The obscurity of this subject matter makes one conscious that the article is dated April 3 - about as close to April Fool as I suppose the NYRB's publication schedule allows it to get. But if a spoof, it's an elaborate one, as the translator of a purportedly forthcoming English edition, one Vivian Folkenflik, even has a web-site. His translations from Madame de Stael are real enough.
So, taking Darnton's lost masterpiece at face value, what does it do to the theory that Bohemia derives from a small circle of Victor Hugo's young fanatics in the third decade of the nineteenth century?

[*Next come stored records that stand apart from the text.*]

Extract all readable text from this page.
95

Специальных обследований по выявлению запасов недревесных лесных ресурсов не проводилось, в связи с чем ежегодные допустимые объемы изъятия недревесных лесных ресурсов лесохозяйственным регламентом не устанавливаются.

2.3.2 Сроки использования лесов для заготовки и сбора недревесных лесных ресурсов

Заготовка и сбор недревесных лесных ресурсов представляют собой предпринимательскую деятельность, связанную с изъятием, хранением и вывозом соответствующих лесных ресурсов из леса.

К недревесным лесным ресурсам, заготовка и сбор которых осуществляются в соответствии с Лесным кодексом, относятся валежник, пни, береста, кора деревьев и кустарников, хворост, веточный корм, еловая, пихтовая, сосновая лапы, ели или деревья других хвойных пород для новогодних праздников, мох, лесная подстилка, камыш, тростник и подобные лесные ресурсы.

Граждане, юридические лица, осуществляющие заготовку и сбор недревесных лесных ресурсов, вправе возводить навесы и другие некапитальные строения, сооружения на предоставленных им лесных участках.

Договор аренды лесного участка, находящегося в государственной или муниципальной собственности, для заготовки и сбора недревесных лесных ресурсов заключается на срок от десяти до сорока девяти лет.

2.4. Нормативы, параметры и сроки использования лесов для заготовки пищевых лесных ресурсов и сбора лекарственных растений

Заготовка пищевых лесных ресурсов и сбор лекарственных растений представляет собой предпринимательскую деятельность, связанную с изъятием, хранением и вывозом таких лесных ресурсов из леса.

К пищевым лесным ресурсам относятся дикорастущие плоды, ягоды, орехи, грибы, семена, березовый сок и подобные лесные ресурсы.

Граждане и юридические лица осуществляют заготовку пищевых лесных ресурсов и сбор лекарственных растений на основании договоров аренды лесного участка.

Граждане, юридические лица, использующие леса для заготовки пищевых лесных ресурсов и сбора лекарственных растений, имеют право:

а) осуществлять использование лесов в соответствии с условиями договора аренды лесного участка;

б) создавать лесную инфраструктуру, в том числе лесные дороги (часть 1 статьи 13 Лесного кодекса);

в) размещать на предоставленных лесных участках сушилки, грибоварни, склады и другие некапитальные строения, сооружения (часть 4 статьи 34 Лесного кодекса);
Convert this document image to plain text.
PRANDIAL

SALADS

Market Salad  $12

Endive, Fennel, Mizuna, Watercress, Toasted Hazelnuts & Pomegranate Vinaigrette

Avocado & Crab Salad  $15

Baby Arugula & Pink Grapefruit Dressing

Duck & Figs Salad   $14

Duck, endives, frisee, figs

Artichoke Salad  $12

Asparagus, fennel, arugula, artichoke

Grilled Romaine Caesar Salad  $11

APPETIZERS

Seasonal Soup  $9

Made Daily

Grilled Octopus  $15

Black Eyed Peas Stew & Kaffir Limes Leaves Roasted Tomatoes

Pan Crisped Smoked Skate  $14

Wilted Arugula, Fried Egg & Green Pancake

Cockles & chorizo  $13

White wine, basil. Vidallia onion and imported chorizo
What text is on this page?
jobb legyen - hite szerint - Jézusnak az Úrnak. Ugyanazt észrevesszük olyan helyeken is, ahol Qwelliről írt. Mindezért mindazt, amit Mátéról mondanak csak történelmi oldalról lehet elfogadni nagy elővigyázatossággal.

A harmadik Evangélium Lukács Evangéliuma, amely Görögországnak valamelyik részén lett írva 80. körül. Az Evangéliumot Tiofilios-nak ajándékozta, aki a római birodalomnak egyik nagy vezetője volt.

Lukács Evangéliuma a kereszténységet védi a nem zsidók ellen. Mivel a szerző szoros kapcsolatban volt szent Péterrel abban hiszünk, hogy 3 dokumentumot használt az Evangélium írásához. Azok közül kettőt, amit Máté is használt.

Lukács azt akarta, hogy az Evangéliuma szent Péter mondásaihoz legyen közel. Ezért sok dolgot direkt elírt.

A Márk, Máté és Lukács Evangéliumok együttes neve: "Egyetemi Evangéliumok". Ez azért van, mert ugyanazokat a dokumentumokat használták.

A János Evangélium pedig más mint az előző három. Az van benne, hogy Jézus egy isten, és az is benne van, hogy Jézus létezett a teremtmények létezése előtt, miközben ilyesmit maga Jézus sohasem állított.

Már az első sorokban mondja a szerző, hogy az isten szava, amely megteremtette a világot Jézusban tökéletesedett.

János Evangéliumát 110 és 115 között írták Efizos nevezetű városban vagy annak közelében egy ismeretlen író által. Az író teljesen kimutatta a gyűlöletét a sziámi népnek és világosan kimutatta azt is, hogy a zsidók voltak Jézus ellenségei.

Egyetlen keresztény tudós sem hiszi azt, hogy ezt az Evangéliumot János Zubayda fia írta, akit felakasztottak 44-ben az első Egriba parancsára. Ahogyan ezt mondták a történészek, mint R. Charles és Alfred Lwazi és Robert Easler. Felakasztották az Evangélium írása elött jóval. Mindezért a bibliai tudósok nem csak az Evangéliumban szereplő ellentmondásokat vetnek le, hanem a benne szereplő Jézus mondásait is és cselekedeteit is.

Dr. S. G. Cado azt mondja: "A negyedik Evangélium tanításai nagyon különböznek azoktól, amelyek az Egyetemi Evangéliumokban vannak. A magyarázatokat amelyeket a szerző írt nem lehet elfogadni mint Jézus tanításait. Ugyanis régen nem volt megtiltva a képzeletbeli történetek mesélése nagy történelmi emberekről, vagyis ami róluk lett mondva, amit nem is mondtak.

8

Certainly, it's a useful corrective to be reminded that "Bohemians" - the term - has a longer history. For Pelleport, it certainly referred to free-spirited, vagrant artists. According to Darnton, the group of boozy libertines who stumble through a series of picaresque adventures in this two volume novel represented a large sub-class of impoverished writers which flourished in and around eighteenth century Paris; the equivalent of the journo-bums of London's Grub Street.
The term "bohemian" is derived from an inaccurate descriptor of roaming "gypsies", applied in turn to artists and writers who lived on the street and by their wits. But bohemianism as it went on to manifest itself in the history of modern art is not simply reducible to a state of creative poverty. The denizens of Elizabethan Grub Street were not bohemians. Dr Johnson was hard-pressed for money; but he was not a bohemian. The Marquis de Sade was pursued by the law and lost his estate in the Revolution; but he was not a bohemian.
Even the apparent libertinage of Pelleport's heroes does not make them bohemian in the sense the term has come to be understood. Darnton mentions polymorphous perversity in their sexual pursuits on a Sadeian scale. But promiscuity does not amount to bohemianism.
I've tried to identify the key elements in an artistic or literary bohemia. A consciously experimental lifestyle - news ways of dressing, talking, walking. A conscious use of stimulants for artistic purposes - alcohol, drugs or both. And an experimental attitude to sexuality. Most bohemias have been, to at least some extent, intertwined with gay milieus.
And although the original connotation of the bohemian artist certainly included the idea of wandering country roads and sleeping under the stars - see Rimbaud's "Ma bohème" - the other requirements of bohemianism have generally required an urban, inner city setting.
Darnton's presentation of Pelleport's work seems to place it in the tradition of Cervantes or Fielding rather than Gautier or Petrus Borel. One can't be sure - not, at least, until the Folkenflik version is published - but I am not yet persuaded that Pelleport did much more than stumble across a happy application of the "bohemian" epithet. Credit for the creation of bohemianism itself rests still with Gautier and Borel, Nerval and - above all - Baudelaire.
Anyone interested can find Darnton's article here. Apparently, there's no finding the Pelleport book; Darnton says he has only been able to unearth six copies in six different countries.